Analysis of passage from The Ballad of the Sad Cafe and Other Stories by Carson McCullers (New York: Houghton Mifflin, 1951; rpt. 1971), pp.3-5
Carson McCullers' short story "The Ballad of the Sad Cafe" is set in a town that is immediately established as remote, rural, and Southern: it is located near a cotton mill, there are peach trees all over the area, and there is only a single church. Even the buses are three miles away, which suggest the stranded and isolated nature of the residents. The main street is only two miles long, and there is "nothing whatsoever to do" during the long, hot summers. Even the nearest train stop (the significantly named 'Society' City) is far away. The largest building looks lonely and is boarded up completely. This large building, half-painted and left unfinished becomes a kind of metaphor for the town, as well as the woman who ran the cafe that used to exist within its walls.

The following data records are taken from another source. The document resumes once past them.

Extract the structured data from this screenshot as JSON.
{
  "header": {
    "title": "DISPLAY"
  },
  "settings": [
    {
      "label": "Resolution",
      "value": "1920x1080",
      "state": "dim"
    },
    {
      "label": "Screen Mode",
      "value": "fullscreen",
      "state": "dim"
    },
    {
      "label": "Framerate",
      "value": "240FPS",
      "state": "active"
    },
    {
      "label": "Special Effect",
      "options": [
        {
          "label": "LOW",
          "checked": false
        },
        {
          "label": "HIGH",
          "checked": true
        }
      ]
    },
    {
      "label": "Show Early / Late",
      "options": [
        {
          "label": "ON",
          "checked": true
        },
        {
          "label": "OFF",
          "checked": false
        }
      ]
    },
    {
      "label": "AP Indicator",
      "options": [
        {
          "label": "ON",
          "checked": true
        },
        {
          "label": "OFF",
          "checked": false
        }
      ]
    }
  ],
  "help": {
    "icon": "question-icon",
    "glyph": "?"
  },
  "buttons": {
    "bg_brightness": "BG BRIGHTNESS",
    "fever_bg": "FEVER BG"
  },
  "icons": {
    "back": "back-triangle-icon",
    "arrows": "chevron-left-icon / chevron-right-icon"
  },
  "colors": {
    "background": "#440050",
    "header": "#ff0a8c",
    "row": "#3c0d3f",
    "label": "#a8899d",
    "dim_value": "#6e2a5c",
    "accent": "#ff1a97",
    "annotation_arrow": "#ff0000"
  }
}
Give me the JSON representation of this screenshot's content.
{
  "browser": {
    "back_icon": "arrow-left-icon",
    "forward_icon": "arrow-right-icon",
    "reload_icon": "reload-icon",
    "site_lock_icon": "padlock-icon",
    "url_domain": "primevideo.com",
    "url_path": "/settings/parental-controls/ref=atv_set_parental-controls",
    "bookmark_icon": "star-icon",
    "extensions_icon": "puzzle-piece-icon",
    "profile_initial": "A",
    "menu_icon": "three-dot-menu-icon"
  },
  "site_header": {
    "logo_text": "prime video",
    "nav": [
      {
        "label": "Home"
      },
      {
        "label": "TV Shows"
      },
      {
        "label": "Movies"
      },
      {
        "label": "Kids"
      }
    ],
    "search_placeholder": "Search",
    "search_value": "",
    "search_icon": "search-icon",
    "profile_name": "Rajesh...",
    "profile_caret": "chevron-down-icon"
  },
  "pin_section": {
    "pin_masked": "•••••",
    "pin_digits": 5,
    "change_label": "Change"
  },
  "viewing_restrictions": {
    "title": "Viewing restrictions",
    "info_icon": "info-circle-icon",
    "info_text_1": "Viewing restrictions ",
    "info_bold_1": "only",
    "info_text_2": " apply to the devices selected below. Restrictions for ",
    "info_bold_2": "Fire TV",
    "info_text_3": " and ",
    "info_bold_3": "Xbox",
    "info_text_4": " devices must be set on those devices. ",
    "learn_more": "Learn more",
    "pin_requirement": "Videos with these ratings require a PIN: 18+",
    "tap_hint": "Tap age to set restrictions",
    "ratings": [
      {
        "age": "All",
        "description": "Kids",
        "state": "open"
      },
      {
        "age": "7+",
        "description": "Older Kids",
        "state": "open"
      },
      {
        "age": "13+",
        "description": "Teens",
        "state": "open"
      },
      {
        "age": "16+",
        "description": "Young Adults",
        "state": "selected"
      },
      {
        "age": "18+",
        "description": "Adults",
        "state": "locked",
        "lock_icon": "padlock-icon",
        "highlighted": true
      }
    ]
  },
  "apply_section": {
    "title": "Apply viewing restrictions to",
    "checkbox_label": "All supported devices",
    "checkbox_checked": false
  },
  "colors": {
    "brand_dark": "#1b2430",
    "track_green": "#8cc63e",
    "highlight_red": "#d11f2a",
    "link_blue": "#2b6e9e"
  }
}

The decrepit state of the building foreshadows what will happen over the course of the rest of the story, given that it is said to have been owned by a woman who was once very rich. The cafe used to be the most exciting thing in this very unexciting town. "Miss Amelia inherited the building from her father, and it was a store that carried mostly feed, guano, and staples such as meal and snuff. Miss Amelia was rich. In addition to the store she operated a still three miles back in the swamp, and ran out the best liquor in the county." This immediately causes the reader to wonder what happened to the building, to the cafe, and to Miss Amelia's wealth.
Miss Amelia, obviously the figure who hides in the house and sometimes looks down at the street with her crossed eyes also emerges as a question, as she is said to be "a dark, tall woman with bones and muscles like a man. Her hair was cut short and brushed back from the forehead, and there was about her sunburned face a tense, haggard quality." She sounds strong, capable, and masculine. Another aspect of foreshadowing is the fact that mysteriously, Miss Amelia was married for ten days, but this marriage was event "unlike any other marriage ever contracted in this county." What is it about this marriage that turned Miss Amelia into the "face" that "will look down on the town… a face like the terrible dim faces known in dreams -- sexless and white, with two gray crossed eyes which are turned inward so sharply that they seem to be exchanging with each other one long and secret gaze of grief." And what has made the building and the town so miserable?